I have a friend who is a famous wildlife photographer. I once
asked him how he was able to get the kinds of shots that he did.
I told him that I thought he must have to really get to know the
feeding, mating, watering, and sleeping habits to get in as close
as he did.
His answer surprised me. He said that although that kind of
knowledge was helpful, there was something far more important
that he had to continue learning. He had to learn how to
interpret his own behavioral patterns as means of continuously
building in flexibility. Because in stalking a dangerous animal,
if he became habitual in his approach, he would wind up being the
one being hunted.
I can remember looking at him and saying, "That ought to
be easy enough to do." And I can still recall his reply. He
said, "Don't kid yourself. Some of the patterns we tend to
repeat are so damned pervasive that we don't even suspect they
are there."
Many of the people who were aboard that sinking ship, no
matter what jargon they were using, wound up going down with it
when it sank. Why? Because they were mistaking the map for the
territory. Even in this most dangerous situation where the
warning signs should have been obvious. Think about it. The ship
is filling with water and listing. And what is going through
their minds? It's a big ship -- it can't sink!
(Name deleted), I realize that the word flexibility is a
nominalization. How you and I understand that word I think is
quite different. If you truly think that the majority of people
really see how obvious it is that the map is not the territory,
you are wildly hallucinating. Especially in the helping sciences.
Perhaps Jackie was referring from an entirely different meaning
for the word flexibility than were you. I know I am.
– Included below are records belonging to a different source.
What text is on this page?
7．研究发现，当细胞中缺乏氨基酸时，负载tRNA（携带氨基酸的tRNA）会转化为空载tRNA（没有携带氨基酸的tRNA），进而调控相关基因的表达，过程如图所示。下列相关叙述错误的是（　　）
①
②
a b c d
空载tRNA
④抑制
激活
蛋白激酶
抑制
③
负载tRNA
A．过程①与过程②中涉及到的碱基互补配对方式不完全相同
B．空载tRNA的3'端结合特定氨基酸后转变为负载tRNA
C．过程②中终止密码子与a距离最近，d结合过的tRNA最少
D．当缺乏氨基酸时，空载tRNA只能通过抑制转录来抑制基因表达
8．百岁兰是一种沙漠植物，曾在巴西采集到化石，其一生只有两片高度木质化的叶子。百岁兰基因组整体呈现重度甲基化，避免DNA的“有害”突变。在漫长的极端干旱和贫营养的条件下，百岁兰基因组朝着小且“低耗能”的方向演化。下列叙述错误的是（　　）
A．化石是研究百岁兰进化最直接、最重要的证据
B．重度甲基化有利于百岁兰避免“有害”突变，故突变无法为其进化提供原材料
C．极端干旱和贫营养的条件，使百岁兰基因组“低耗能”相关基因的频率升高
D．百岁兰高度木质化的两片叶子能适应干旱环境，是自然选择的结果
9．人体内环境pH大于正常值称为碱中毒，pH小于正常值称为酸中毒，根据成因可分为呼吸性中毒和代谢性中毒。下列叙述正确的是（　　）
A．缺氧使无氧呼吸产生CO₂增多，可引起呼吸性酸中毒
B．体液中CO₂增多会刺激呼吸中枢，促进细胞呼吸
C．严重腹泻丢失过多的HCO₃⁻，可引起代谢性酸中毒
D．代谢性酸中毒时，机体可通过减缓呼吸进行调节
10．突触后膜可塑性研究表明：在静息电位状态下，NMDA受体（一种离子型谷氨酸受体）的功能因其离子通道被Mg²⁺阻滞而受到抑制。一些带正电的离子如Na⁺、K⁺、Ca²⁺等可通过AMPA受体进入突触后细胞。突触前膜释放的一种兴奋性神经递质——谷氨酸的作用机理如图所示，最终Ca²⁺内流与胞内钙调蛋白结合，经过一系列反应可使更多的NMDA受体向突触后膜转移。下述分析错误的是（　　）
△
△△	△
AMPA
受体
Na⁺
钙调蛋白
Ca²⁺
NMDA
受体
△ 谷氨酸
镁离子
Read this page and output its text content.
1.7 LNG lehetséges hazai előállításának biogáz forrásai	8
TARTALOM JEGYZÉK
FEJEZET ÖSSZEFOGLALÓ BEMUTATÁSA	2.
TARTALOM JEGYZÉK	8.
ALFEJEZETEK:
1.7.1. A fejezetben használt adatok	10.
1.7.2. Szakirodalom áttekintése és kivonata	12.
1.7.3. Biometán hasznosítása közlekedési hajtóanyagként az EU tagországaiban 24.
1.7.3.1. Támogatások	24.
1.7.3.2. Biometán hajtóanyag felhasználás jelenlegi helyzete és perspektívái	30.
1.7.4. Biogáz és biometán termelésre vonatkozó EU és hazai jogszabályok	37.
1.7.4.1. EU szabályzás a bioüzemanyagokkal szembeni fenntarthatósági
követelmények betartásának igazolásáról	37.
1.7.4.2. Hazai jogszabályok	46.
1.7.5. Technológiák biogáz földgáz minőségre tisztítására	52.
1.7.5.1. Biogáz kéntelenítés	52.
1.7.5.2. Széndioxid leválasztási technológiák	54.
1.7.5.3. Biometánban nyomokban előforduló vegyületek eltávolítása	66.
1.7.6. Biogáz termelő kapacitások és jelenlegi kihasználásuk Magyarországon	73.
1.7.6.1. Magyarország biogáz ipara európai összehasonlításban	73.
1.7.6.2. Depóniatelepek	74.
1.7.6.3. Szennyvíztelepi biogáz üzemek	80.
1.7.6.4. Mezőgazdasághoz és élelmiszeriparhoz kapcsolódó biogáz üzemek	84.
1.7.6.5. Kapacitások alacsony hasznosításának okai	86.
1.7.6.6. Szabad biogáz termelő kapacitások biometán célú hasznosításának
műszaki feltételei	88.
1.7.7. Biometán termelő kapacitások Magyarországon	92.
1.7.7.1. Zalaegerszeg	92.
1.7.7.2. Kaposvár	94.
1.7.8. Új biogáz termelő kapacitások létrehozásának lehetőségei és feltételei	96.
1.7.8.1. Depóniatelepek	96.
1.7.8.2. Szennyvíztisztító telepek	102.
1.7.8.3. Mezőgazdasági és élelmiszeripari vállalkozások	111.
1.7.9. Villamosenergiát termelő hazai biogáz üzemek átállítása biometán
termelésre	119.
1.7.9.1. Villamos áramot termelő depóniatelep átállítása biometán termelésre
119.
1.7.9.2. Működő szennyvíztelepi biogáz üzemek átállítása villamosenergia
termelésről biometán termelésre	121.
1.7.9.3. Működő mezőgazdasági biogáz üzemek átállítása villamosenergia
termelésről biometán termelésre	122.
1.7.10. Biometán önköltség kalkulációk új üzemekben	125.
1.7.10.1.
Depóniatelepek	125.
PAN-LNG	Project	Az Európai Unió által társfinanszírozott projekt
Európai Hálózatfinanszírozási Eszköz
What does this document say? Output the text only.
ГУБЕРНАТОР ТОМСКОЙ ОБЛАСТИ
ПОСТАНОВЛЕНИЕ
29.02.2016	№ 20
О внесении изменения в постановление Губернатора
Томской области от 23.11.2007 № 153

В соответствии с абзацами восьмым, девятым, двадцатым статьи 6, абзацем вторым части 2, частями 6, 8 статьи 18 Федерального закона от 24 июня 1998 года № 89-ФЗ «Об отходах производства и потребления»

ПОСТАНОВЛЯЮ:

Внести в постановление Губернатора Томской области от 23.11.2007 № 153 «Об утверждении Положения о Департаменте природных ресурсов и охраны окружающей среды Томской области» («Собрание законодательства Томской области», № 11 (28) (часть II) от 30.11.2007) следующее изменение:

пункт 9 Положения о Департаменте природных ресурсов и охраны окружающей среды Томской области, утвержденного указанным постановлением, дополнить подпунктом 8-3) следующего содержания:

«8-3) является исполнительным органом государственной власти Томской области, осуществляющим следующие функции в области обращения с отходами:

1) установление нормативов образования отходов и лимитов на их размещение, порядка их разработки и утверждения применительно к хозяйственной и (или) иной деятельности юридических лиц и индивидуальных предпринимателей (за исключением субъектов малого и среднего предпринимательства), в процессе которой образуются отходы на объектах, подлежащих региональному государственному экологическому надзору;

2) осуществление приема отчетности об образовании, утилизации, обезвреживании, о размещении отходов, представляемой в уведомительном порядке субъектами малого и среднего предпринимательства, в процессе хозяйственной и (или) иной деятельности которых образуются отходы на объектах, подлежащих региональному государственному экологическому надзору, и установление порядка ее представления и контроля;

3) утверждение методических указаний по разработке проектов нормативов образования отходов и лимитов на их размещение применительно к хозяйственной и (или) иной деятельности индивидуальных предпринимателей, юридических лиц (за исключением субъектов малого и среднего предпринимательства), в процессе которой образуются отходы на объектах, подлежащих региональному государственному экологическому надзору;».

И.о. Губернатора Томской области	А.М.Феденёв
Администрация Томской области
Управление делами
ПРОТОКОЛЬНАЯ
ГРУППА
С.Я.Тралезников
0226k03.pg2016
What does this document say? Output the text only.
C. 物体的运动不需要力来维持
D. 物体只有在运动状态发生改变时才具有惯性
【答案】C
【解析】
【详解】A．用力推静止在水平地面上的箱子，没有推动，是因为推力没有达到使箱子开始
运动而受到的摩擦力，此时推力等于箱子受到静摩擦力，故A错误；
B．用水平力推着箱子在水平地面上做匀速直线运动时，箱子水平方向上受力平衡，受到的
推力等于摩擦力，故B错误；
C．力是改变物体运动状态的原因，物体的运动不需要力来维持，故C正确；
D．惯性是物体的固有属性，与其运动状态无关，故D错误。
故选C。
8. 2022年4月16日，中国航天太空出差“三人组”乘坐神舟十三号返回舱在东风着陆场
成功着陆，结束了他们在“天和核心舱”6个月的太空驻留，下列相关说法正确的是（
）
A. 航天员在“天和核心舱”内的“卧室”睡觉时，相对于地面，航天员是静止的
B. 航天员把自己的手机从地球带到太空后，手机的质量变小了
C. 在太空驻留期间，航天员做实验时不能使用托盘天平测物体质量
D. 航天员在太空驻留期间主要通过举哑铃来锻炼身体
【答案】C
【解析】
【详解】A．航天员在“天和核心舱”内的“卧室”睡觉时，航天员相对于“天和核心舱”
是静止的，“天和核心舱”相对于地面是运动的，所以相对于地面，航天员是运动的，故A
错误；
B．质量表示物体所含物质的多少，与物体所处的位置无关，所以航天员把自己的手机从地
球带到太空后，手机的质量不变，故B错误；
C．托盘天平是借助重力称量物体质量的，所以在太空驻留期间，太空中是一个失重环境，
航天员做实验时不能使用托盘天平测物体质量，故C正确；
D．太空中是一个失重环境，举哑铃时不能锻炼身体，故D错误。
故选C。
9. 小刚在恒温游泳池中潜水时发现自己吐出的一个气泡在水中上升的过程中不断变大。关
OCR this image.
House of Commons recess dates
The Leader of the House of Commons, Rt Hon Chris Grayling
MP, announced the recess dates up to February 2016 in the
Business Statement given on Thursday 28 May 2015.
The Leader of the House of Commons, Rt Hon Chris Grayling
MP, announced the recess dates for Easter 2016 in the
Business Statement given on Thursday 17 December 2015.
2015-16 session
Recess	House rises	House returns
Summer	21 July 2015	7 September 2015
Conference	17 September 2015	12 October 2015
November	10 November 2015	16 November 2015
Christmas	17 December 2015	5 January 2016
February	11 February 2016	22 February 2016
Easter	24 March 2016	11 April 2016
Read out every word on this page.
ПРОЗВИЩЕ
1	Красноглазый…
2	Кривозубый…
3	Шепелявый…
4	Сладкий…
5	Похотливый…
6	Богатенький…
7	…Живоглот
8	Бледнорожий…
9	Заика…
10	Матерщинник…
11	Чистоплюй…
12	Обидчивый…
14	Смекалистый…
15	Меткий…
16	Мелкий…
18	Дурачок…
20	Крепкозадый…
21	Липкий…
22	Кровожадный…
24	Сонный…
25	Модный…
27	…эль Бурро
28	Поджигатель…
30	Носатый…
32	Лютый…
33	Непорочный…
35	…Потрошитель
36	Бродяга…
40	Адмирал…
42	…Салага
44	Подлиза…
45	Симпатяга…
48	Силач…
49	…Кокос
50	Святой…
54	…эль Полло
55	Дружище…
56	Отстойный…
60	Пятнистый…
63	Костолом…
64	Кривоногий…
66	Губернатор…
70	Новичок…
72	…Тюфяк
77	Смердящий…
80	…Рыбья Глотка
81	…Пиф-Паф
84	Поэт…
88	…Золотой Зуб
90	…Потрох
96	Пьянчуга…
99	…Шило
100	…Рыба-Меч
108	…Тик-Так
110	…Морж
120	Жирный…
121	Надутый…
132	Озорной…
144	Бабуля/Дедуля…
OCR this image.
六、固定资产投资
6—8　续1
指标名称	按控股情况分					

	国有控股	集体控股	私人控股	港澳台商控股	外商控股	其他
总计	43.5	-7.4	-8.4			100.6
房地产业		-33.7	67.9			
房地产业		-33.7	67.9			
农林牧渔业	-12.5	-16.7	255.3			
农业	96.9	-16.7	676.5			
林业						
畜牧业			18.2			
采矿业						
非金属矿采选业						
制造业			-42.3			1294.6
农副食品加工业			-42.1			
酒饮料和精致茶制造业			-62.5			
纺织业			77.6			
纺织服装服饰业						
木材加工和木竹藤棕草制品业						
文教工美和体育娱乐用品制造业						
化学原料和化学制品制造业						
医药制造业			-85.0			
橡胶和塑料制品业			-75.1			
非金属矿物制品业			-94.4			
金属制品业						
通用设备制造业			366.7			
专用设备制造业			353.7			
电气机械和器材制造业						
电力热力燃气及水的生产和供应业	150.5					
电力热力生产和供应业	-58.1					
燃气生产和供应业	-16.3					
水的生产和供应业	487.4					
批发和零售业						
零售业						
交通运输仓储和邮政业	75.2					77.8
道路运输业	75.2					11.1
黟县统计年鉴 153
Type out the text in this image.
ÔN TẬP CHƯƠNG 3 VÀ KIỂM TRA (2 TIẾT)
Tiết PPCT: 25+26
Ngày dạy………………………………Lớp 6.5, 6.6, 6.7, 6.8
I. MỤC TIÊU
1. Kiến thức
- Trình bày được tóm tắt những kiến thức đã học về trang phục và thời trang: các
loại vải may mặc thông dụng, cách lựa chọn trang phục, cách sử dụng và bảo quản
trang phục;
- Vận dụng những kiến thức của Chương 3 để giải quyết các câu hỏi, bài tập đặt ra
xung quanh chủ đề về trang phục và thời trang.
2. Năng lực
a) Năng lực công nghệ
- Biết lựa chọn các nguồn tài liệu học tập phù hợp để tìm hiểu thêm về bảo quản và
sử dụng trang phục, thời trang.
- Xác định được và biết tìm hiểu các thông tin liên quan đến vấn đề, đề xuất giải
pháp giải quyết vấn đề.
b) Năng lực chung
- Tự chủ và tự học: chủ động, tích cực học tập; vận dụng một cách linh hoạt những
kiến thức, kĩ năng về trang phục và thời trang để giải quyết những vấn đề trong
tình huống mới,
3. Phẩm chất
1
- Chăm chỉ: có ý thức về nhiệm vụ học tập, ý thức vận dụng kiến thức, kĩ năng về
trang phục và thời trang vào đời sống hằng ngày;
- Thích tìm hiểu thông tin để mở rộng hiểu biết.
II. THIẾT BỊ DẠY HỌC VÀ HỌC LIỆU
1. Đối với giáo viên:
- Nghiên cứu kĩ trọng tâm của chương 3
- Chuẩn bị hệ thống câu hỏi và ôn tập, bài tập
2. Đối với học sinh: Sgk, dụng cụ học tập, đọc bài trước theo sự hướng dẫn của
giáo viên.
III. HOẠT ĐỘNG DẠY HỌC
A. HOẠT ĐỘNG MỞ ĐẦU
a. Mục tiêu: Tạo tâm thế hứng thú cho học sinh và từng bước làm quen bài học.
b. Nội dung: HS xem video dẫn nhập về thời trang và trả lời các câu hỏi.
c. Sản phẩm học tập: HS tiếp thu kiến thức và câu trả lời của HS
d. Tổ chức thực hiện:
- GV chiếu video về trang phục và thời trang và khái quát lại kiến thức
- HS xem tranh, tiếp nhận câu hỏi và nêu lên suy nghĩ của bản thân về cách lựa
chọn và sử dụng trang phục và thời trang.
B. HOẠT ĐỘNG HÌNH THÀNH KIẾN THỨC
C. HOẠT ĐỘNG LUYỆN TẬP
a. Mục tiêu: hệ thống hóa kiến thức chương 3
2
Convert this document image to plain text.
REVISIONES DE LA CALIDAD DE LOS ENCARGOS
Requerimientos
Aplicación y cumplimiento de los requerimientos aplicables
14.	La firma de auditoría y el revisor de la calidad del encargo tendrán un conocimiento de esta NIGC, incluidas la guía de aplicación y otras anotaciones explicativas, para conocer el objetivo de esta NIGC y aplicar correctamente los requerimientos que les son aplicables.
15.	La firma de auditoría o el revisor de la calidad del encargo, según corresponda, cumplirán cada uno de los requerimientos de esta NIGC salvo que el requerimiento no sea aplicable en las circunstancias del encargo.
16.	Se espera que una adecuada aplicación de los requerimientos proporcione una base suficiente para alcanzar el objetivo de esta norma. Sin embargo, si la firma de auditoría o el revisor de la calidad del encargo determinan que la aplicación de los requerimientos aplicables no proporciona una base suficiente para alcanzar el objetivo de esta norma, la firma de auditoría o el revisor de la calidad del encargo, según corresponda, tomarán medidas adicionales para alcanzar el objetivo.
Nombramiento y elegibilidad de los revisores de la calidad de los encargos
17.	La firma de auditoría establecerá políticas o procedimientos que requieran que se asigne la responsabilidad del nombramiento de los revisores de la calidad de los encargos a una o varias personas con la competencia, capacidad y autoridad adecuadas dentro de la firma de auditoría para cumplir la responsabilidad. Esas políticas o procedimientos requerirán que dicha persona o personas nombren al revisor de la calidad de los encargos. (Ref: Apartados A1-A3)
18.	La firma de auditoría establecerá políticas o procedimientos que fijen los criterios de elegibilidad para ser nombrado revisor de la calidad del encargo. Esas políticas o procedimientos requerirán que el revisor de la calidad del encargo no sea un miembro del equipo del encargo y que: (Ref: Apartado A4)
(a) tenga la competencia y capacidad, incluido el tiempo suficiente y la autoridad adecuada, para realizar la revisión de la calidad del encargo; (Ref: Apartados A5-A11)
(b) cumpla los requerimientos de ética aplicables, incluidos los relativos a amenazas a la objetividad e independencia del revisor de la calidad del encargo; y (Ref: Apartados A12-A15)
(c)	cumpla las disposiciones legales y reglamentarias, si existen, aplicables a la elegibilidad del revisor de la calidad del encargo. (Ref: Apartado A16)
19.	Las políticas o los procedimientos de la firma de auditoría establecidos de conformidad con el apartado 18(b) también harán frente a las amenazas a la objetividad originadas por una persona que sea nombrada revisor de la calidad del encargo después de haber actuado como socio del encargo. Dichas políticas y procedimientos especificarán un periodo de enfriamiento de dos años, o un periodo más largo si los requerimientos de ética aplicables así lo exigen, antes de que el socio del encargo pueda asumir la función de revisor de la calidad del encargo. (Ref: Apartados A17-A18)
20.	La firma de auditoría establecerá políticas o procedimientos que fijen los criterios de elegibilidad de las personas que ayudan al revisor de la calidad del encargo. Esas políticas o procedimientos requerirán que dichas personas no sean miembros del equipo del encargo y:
I have come to understand NLP, not only from the useful models
that it has and can produce, but from the point of the
methodologies that drive those models. NLP has evolved over the
years. Yet much of what I see happening out there in the world of
NLP is recapitulation. Sure, you were on board in the early days.
But what has that got to do with today. The simple fact that you
age regressed twenty years to offer your opinion here is proof
that you are tending toward and inflexible approach.
It continues to boggle my mind how people in the field of NLP
tend to go backwards to it's conception as a means of discussing
it's future. Doesn't even begin to represent a model that
exemplifies flexibility, now does it? Much has happened over the
last twenty years. Perhaps not for the field as a whole. But
there are pockets out there where people are pushing the limits.